AI Killed Stack Overflow's Question Volume — Now What?
A viral graph shows Stack Overflow's question volume in freefall since ChatGPT — here's what that means for builders and future model training.
The signal: A viral HN graph shows Stack Overflow’s question volume in freefall since ChatGPT and Copilot went mainstream, and developers aren’t shocked — they’re just now looking at the receipts.
Why it matters: Stack Overflow was the default place to get unstuck for two decades, and its slow death changes where junior developers learn debugging patterns and where LLMs get their next generation of training data. If the well dries up, models trained on future code Q&A lose a key feedback loop, and new devs lose the messy, human back-and-forth that taught pattern recognition, not just syntax.
Does this mean Stack Overflow is actually dying?
Yes, as a place people go to ask new questions — but no, as an archive, because its 20+ years of answers are baked into every model’s training data and will outlive the site’s traffic.

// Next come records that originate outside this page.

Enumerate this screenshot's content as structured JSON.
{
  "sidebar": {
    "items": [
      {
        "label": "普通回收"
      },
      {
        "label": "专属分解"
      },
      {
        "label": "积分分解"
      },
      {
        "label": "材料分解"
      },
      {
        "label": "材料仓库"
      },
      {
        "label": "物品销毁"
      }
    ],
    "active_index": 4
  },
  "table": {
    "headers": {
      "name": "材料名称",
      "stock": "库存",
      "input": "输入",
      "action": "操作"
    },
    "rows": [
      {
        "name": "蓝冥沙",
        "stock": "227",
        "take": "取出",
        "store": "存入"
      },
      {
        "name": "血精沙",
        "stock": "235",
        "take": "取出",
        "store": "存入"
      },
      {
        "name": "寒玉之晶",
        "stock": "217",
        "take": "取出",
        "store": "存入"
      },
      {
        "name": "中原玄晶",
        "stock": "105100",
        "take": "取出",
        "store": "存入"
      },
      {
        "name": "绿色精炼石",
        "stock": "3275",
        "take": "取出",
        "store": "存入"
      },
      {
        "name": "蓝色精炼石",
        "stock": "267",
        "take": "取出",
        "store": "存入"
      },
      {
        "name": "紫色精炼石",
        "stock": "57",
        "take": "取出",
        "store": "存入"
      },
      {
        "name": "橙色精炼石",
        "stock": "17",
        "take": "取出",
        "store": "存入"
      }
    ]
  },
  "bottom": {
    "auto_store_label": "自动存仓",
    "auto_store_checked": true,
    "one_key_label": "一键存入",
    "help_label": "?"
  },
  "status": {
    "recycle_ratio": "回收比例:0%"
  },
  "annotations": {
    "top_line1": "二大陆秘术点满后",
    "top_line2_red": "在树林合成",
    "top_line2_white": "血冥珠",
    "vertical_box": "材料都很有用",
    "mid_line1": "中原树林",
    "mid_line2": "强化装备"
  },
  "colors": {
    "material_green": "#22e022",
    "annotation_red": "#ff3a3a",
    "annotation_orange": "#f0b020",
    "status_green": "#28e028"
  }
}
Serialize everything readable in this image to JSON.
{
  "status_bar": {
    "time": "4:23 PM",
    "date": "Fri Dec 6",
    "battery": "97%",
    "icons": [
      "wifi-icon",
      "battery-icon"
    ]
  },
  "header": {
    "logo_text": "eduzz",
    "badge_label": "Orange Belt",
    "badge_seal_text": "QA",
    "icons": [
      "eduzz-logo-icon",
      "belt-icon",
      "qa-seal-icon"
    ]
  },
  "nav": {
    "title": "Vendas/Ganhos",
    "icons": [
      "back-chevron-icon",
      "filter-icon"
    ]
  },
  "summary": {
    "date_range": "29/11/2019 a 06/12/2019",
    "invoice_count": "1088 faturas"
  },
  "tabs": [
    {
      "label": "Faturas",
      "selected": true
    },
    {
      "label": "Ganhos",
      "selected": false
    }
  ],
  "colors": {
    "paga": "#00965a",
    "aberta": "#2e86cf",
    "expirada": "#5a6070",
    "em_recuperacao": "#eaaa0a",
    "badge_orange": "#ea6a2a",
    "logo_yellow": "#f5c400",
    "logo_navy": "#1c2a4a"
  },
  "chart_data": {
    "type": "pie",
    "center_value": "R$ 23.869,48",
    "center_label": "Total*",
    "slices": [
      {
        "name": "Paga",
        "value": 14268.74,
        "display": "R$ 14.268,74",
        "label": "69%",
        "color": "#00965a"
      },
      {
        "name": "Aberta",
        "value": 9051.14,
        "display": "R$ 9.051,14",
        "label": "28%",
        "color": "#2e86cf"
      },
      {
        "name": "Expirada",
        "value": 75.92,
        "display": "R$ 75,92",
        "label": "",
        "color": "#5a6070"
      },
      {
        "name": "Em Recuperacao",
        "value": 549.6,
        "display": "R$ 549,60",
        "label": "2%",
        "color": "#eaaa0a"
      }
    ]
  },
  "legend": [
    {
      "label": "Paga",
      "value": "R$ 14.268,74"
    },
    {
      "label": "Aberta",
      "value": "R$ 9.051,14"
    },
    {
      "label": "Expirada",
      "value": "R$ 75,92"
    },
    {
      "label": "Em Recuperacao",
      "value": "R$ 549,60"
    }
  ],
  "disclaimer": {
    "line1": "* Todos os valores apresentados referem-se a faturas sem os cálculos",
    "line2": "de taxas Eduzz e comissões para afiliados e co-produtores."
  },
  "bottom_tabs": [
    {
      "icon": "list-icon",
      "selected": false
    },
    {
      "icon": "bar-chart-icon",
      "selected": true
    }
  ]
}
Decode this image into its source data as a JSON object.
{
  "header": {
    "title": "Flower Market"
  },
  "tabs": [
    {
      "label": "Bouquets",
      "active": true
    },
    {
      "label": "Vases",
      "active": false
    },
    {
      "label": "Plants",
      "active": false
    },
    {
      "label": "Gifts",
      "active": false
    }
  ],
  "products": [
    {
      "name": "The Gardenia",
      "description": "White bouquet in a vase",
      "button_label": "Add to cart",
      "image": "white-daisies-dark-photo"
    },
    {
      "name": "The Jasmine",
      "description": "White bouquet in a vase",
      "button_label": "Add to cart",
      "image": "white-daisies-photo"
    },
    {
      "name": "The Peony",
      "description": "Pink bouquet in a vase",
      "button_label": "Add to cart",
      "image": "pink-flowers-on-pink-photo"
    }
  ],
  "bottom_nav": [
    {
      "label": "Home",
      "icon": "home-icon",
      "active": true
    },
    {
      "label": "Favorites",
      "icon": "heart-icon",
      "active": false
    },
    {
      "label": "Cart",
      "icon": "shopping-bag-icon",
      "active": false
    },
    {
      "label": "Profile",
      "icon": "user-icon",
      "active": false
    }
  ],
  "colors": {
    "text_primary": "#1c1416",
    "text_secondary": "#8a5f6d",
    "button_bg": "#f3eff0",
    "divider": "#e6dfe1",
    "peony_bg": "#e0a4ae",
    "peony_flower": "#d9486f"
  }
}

The graph isn’t showing a slow decline, it’s showing a cliff that lines up almost exactly with ChatGPT’s public release and the rise of Copilot-style inline assistance. Developers stopped posting because the marginal cost of asking a model is near zero and the answer comes back in seconds, not hours. What’s dying isn’t the knowledge, it’s the incentive to publicly document new problems — which means whatever isn’t already indexed on SO risks never getting written down anywhere at all.
The pattern I’m watching: This is the same shift playing out across every “ask a human community” surface — Reddit threads, dev Discords, even GitHub issue Q&A are all seeing traffic move toward private LLM sessions instead of public, searchable posts. The irony is that models need exactly this kind of fresh, human-verified content to keep improving on genuinely new problems, and that supply is shrinking right as demand for it — via RAG and fine-tuning pipelines — goes up.
What I’d do with this: If you’re building dev tools, stop assuming Stack Overflow-style data will keep flowing — start capturing your own users’ Q&A exhaust (support tickets, Slack threads, PR comments) as a private knowledge base before it all migrates into ephemeral chat logs. If you’re a working developer, keep writing up genuinely novel bugs somewhere public; you’re not just helping the next person, you’re one of the last sources of fresh training signal for the tools you rely on.
Key takeaways
- Stack Overflow’s question volume didn’t gradually decline, it dropped off a cliff that tracks almost exactly with ChatGPT and Copilot adoption.
- The site’s real value now is as a frozen archive baked into model weights, not as a living Q&A community.
- New, genuinely novel technical problems are increasingly solved in private chat sessions instead of public forums, which starves future models of fresh training data.
- Builders who capture their own users’ technical Q&A now will own a data moat that public forums used to provide for free.